Wednesday, July 15, 2009

Wise Dutch man

Okay, the Sotomayor hearings have me worried. Something has to be done or this woman will soon be activating from the highest court in the land. So I want to demonstrate the underlying falseness of her “word play” by showing how wise a Dutch man can be. I know, those three words have heretofore only been used as a reference to Abraham Kuyper, but this is an act of desperation. So, a few bits of wisdom from one of the last demographic groups it’s still OK to discriminate against.
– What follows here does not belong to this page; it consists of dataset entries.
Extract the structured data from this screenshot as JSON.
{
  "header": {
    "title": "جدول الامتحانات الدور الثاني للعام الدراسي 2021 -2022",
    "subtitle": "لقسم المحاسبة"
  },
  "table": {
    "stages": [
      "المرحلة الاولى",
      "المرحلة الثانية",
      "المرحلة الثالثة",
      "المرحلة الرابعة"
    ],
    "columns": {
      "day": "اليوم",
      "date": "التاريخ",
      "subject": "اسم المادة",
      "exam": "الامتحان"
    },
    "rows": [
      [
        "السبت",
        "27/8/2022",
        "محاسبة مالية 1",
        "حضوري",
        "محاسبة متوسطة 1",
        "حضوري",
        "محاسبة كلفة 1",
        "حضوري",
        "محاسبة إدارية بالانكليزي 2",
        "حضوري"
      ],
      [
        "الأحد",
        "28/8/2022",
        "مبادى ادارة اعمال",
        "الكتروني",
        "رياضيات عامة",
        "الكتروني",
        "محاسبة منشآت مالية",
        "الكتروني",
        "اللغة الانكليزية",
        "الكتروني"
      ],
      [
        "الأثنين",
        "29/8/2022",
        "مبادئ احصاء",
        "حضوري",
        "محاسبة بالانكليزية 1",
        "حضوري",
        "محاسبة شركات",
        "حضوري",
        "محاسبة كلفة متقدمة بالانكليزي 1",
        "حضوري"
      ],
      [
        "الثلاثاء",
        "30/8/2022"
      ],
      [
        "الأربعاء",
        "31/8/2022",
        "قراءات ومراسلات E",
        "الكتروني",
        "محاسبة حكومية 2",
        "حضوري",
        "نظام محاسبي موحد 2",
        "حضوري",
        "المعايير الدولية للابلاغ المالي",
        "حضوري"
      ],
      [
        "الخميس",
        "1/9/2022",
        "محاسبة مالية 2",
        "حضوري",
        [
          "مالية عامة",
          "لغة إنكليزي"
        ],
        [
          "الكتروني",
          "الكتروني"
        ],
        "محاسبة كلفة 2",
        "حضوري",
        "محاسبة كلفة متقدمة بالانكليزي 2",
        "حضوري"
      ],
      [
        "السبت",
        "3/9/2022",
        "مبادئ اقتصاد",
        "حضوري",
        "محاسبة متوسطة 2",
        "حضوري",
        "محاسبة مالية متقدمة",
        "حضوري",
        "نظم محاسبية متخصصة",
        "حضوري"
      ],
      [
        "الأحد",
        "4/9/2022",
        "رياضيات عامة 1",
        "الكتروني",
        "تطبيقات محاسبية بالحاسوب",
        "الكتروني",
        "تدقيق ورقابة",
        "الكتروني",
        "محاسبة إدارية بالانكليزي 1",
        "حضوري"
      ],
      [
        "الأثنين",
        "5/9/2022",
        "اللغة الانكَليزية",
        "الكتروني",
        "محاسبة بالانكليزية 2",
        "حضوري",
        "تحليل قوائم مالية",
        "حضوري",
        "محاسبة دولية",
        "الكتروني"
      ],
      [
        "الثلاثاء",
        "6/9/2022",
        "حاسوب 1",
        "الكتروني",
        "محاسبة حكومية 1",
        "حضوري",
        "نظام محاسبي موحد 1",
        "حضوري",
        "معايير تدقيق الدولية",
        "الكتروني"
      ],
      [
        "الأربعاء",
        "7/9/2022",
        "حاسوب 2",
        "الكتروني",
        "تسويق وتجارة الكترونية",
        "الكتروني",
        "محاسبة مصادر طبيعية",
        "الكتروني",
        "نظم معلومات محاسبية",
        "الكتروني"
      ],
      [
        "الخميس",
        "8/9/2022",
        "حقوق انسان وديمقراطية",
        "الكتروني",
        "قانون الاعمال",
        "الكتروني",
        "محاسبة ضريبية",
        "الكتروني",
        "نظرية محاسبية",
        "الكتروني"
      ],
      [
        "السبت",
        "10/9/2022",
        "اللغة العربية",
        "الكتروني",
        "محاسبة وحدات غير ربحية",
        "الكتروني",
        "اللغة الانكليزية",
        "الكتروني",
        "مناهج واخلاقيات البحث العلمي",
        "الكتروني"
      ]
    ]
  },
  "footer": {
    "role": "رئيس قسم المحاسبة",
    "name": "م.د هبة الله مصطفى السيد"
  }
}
  • Don’t eat the olliebollen.
  • The best place to find a good Dutch wife and raise lots of little blonde-haired rug-crawlers is Dordt College. That’s why a lot of us don’t go there (although I did). I mean, let’s face it, there’s a reason they refer to Dutch women as “sturdy.” My wife would be the exception of course – no one would ever call her sturdy. Not that she’s weak or anything so she could be considered sturdy in the sense of structural strength, and she’s not one of those skinny tall girls with legs that . . . OK, dropping shovel now.
  • There’s a reason you don’t see Dutch restaurants. Dutch cuisine tends to run long on fat and sugar, preferably both at once – I think they thought the top of the old food pyramid was the good part. Eating Dutch food is how most of us got to be sturdier than our wives. Truth in advertising would require a Dutch restaurant chain to be called Cholesterol R Us.
  • All the dumb Dutchmen jokes are simply an insidious plot to neutralize us as one of the greatest forces for good the world has ever seen. We are a proud race with a long history of martial prowess . . . um, no, maybe scientific accomplishment . . . well, OK, how about athletic domination? Rats. Hey, we are good at tulips and really bizarre footwear. And one on one we could probably take the average Frenchman. At least we don’t put peppers in our ice cream.
  • You can whine, complain, sniffle, wheeze and pretend to be at death’s door, but if you have a Dutch wife you’re going to church anyway. So hang onto the few shreds of dignity you have left and don’t even try.
  • We Dutch men have big thighs because it’s our genetic heritage – we’re the product of generations of ice skaters and bicyclists. Don’t know where the belly comes from but I’m sure that’s not my fault either.
  • Cleanliness isn’t actually next to godliness, but it is the best way to get your mother to leave you alone.
  • Politics is easy. It doesn’t matter if your guy has his hand in the till or routinely charters the good ship Monkey Business (props for the gratuitous Gary Hart reference, huh? Remember him?), if he’s for school vouchers and against abortion it’s OK to vote for him.

There, see? I may not be Supreme Court material, but it’s obvious my insight is at last as good as the sturdy – oops, meant wise – Latina woman under consideration.